A fresh wave of ransomware attacks has struck almost two dozen United States hospitals and health care organizations in recent weeks, just as Covid-19 cases spike across the US. According to US intelligence agencies and cybersecurity professionals, the situation could soon become much worse.
On Wednesday evening, the Cybersecurity and Infrastructure Security Agency, Federal Bureau of Investigation, and Department of Health and Human Services warned that there is a “an increased and imminent cybercrime threat to US hospitals and health care providers,” above and beyond the wave of attacks that have already occurred. The alert points to the notorious Trickbot trojan and Ryuk ransomware as the primary hacking tools involved in the attacks. Security analysts at private companies say that the activity is tied to the Russian criminal gang sometimes called UNC 1878 or Wizard Spider.

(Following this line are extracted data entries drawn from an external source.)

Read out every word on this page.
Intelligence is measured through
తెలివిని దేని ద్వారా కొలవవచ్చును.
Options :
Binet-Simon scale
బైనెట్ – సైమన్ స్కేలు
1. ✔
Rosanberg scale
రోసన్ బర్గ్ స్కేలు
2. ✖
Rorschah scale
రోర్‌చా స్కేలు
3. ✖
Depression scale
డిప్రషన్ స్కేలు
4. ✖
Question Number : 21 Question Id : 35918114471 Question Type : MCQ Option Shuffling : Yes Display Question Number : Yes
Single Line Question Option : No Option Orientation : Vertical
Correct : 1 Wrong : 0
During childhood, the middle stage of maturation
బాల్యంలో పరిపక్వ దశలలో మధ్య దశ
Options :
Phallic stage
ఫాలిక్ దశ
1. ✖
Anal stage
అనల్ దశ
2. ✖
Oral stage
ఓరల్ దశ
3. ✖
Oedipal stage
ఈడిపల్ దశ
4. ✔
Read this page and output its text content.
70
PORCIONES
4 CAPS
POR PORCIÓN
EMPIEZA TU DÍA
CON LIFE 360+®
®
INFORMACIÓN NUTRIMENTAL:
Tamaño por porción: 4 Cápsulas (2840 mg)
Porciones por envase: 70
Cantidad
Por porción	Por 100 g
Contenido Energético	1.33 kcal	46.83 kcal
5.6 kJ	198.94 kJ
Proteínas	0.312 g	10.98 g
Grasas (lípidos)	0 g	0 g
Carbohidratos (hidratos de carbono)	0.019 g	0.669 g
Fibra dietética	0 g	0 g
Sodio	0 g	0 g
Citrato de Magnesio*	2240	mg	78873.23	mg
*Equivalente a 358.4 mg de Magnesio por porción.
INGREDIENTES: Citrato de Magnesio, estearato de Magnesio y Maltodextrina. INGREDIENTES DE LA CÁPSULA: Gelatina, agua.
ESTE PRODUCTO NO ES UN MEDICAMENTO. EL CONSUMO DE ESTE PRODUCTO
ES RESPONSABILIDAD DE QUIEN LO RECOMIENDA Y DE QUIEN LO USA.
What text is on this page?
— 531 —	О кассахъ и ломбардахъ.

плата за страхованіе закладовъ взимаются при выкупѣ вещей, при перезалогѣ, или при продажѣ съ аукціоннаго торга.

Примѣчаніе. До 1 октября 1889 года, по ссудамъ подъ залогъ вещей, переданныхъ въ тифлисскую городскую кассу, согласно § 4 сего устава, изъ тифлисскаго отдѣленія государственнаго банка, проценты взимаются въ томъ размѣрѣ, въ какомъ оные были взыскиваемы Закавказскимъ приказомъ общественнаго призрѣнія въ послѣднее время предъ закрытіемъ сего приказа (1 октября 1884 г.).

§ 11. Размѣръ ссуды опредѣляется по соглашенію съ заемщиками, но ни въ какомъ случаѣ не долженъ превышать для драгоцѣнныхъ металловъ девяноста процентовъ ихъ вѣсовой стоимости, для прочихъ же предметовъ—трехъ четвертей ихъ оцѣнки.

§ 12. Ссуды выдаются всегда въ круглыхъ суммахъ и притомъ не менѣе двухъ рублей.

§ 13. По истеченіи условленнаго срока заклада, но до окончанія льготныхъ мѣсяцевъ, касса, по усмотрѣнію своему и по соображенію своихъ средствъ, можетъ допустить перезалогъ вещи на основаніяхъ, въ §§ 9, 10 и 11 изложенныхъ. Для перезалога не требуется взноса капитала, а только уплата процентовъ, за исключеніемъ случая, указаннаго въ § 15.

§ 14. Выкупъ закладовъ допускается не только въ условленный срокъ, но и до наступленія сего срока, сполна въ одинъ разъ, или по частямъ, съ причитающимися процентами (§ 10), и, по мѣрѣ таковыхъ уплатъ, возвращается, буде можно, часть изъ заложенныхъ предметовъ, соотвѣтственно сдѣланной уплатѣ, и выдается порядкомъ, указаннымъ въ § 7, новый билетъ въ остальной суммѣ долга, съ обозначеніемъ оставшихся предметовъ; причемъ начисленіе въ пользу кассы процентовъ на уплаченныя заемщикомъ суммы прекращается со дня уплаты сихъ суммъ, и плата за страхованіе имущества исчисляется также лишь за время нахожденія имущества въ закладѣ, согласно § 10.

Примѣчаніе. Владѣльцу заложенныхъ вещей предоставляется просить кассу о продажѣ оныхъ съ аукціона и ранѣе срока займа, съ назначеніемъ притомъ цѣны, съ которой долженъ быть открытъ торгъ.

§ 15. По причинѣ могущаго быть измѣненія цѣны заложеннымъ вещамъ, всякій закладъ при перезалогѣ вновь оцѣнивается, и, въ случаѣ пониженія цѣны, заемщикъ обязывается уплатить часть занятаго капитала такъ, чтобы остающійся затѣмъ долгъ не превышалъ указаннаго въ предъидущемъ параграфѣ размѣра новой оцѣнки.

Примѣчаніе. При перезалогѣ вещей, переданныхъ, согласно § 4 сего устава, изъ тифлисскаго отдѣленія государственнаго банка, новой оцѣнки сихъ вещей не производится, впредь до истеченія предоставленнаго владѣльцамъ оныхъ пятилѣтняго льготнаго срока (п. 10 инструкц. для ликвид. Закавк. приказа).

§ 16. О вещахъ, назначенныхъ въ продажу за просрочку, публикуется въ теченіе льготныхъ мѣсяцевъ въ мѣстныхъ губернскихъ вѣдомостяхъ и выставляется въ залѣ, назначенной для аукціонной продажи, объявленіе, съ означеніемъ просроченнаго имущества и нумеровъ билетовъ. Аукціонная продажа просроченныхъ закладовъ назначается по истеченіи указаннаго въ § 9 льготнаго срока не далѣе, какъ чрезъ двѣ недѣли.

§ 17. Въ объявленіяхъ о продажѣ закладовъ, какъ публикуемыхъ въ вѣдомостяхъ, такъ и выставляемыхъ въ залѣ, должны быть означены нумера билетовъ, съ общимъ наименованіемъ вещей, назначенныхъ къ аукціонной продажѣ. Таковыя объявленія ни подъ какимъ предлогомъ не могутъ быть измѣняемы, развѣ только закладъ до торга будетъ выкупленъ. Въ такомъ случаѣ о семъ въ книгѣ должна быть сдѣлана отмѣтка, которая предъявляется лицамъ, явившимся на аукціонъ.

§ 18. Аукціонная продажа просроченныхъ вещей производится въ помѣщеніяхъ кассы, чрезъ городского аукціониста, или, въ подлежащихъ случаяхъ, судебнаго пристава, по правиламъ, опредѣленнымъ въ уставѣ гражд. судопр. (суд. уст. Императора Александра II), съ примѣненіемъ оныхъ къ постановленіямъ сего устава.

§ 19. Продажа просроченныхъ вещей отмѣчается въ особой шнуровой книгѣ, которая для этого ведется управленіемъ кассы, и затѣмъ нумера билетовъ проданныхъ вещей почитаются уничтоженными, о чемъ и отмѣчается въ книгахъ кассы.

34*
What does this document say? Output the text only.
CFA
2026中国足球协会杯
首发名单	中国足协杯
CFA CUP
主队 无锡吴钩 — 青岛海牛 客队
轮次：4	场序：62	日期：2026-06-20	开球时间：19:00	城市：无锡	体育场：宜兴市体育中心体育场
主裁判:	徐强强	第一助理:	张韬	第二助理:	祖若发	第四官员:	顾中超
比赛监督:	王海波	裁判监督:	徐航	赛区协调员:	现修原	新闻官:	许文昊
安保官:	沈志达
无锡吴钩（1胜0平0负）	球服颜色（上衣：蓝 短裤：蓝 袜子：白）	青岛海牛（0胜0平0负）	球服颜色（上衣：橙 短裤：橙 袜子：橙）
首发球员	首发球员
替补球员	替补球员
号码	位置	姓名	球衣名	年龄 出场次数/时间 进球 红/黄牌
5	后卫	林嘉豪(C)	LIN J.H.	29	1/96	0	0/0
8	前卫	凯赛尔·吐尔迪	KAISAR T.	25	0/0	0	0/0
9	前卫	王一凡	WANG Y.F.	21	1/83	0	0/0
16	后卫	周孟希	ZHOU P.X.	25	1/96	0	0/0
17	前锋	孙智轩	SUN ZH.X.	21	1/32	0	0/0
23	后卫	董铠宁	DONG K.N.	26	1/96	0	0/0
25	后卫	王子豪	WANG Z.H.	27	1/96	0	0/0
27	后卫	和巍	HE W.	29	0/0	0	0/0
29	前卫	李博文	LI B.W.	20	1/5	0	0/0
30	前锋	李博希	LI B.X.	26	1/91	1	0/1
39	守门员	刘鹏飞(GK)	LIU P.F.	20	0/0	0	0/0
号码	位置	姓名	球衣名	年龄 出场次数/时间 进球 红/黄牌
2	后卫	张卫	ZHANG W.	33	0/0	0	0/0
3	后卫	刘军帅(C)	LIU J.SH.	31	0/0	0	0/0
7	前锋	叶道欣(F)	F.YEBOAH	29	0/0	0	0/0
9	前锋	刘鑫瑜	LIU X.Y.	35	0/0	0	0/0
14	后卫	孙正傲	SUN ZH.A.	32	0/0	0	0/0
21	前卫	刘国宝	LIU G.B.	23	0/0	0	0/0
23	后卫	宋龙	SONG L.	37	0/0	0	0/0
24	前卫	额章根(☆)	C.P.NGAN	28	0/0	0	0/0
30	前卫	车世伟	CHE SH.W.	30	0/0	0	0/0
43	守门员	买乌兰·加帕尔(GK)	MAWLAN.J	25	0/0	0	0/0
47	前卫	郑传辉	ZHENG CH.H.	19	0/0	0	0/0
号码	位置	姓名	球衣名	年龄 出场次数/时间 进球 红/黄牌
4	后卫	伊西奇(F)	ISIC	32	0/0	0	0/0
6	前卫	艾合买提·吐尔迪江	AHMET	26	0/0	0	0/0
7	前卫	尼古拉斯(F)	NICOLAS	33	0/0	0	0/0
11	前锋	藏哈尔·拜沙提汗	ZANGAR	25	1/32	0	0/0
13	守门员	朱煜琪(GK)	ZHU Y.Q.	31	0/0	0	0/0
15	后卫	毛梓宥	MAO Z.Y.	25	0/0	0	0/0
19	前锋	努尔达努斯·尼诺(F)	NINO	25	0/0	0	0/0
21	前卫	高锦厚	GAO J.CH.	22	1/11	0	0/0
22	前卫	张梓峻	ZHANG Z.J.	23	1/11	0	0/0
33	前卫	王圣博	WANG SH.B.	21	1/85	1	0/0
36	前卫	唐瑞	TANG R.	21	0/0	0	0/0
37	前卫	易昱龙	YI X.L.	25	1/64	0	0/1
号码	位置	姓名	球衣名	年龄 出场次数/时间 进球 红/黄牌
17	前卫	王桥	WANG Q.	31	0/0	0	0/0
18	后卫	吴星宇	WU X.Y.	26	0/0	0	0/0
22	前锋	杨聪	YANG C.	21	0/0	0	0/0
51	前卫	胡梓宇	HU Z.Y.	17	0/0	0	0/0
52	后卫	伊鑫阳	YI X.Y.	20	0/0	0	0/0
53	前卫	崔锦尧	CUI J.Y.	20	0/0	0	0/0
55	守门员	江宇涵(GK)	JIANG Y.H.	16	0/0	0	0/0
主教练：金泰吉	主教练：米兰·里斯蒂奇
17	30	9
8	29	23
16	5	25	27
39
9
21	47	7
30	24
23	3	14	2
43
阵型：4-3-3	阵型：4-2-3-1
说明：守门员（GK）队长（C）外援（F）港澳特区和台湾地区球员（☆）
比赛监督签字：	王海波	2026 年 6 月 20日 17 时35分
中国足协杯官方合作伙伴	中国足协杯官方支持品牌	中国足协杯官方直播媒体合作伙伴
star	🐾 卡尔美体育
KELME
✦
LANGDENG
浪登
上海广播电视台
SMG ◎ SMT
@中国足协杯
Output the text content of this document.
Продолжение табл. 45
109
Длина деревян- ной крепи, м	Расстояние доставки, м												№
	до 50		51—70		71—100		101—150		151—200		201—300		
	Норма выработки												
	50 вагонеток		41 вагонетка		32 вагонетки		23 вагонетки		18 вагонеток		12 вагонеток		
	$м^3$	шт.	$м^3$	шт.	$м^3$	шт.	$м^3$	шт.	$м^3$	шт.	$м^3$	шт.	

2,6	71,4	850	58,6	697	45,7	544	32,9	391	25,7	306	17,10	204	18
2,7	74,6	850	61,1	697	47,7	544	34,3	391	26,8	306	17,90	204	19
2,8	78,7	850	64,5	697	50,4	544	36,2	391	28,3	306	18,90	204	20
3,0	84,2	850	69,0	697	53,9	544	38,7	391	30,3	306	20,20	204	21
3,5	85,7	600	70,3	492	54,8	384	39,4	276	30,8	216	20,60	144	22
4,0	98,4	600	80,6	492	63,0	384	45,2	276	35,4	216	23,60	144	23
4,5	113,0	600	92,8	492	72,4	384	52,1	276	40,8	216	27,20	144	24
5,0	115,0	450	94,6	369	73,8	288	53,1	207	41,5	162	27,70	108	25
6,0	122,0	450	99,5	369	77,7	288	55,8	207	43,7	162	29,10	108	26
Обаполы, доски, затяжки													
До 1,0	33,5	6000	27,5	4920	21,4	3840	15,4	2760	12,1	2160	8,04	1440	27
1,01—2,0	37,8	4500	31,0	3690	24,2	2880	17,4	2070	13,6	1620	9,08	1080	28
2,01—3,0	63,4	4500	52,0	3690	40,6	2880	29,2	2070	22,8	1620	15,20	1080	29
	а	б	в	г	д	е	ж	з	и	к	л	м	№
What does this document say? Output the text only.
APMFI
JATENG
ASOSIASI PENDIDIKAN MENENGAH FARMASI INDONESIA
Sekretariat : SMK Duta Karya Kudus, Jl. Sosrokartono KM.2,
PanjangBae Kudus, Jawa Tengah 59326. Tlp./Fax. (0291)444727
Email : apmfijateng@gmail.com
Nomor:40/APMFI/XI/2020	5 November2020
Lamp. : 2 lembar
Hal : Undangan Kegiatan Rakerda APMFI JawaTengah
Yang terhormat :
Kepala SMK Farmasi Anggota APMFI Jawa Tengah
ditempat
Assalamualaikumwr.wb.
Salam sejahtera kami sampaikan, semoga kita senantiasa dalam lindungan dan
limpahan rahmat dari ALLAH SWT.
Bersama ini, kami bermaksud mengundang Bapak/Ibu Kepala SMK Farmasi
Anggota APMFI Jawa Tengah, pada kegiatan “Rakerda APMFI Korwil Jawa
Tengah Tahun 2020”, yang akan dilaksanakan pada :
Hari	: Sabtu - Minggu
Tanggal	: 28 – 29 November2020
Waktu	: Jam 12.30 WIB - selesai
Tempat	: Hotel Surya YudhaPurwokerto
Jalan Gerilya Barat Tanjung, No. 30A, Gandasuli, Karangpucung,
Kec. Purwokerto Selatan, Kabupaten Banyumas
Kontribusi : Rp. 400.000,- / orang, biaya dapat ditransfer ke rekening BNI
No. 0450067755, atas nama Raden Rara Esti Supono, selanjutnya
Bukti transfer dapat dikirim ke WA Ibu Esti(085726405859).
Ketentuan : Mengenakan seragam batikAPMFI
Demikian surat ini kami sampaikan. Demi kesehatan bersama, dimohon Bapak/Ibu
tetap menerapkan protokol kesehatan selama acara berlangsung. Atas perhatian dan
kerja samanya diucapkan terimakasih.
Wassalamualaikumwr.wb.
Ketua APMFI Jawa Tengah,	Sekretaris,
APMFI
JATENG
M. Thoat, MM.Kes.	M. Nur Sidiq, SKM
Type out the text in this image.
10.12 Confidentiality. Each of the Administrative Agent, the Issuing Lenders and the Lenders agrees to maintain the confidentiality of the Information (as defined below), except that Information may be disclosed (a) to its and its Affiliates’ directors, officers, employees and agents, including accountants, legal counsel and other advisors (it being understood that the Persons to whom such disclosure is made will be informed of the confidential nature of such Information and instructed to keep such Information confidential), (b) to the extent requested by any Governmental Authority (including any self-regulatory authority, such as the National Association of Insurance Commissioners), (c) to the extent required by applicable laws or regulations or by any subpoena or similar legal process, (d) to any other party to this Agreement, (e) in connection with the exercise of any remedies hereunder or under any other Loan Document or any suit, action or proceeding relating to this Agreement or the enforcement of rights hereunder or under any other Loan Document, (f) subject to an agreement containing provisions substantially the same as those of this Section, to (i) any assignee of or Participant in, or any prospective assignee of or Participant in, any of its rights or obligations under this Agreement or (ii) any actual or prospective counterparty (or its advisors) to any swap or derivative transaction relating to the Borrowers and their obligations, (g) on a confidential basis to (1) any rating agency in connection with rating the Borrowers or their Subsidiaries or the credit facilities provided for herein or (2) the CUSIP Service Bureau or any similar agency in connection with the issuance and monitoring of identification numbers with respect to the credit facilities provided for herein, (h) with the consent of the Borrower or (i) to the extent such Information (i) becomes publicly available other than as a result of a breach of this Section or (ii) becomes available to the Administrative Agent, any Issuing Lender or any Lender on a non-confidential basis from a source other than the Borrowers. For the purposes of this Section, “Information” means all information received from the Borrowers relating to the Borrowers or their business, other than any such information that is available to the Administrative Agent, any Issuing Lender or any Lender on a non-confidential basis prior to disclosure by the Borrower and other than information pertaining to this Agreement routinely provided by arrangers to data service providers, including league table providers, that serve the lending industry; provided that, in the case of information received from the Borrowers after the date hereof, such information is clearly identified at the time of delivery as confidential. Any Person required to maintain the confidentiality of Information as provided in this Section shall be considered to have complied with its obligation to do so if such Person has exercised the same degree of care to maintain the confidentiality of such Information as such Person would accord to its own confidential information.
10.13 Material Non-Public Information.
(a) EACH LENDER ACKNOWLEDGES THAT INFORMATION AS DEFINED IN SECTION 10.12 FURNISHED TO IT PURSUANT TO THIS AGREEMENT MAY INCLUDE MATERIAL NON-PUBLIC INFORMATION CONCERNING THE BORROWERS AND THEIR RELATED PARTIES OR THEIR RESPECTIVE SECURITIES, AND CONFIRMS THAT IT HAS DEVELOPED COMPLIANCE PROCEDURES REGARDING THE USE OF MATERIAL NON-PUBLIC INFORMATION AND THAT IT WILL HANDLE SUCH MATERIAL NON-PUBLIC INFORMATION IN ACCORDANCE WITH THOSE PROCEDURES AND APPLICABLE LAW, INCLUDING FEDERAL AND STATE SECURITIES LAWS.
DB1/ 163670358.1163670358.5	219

“I can’t think of any that rivals this in terms of danger to the public.”
John Hultquist, FireEye
Ransomware actors have for years targeted hospitals because locking up a health care organization’s digital systems can threaten patient care and create maximum urgency to pay up and recover. More recently, both rate of infections against the industry and the demands themselves have exploded; antivirus firm Emsisoft found that the average ransomware ask has increased from about $5,000 in 2018 to about $200,000 this year, with multimillion dollar demands becoming increasingly common. Last month, the provider Universal Health Services was hit with a Ryuk attack that rippled through its 250 US hospitals and clinics, crippling digital services and impacting facilities around the country.
Even so, the current spree of infections marks an alarming shift in how aggressive financially motivated ransomware groups have become, and how far they’re willing to go.
“This is to me the most significant cyber threat that we’ve experienced in the US to date,” says Charles Carmakal, senior vice president and chief technical officer of the cybersecurity firm Mandiant, which is owned by FireEye. “There is a moral line that every person, just as a human being, recognizes exists—when you do something knowing that you are potentially impacting somebody’s life you’ve crossed the line. So there’s a very clear crossing of the line by this threat actor. This group is incredibly brazen, heartless, relentless.”
The attacks may not match the devastation of the Russian government’s critical infrastructure attacks in Ukraine, but they have hobbled victim hospitals around the country, including in California, Oregon, and New York. In many cases, victims have had to reschedule appointments, delay procedures, or refer patients to other facilities to receive timely care.
The US government alert lays out recommendations and best practices for how hospitals can protect themselves, and private firms like Mandiant have been sharing “indicators of comprise” as well, so health care facilities can monitor their systems extra closely and try to head off potential attacks. One major concern is that hundreds of organizations may have already been compromised by attackers, and that ransomware or the means to deploy it is lurking until the hackers decide to trigger it.
New infections could continue as well. Experienced, well-resourced ransomware groups like UNC 1878 can move quickly to deploy ransomware once they compromise a target if they choose to, but there is still generally a window to catch and prevent an attack. And organizations can also be prepared to quickly remediate a successful ransomware attack and get their systems back online through safeguards like backups and tools specially developed to recover from Ryuk. Some firms, like Emsisoft, are offering their services for free right now to health care organizations.
“I have two US customers in the health care industry and it appears they were compromised by a shared administrative interface that was used to deploy malware into these environments,” says Greg Linares, a researcher at the security firm CyberPoint. “Right now we’re working with the teams to minimize this story. That means we got rid of the malware before it deployed versus the story in a week or so that could say 100-plus hospitals got hit by ransomware.”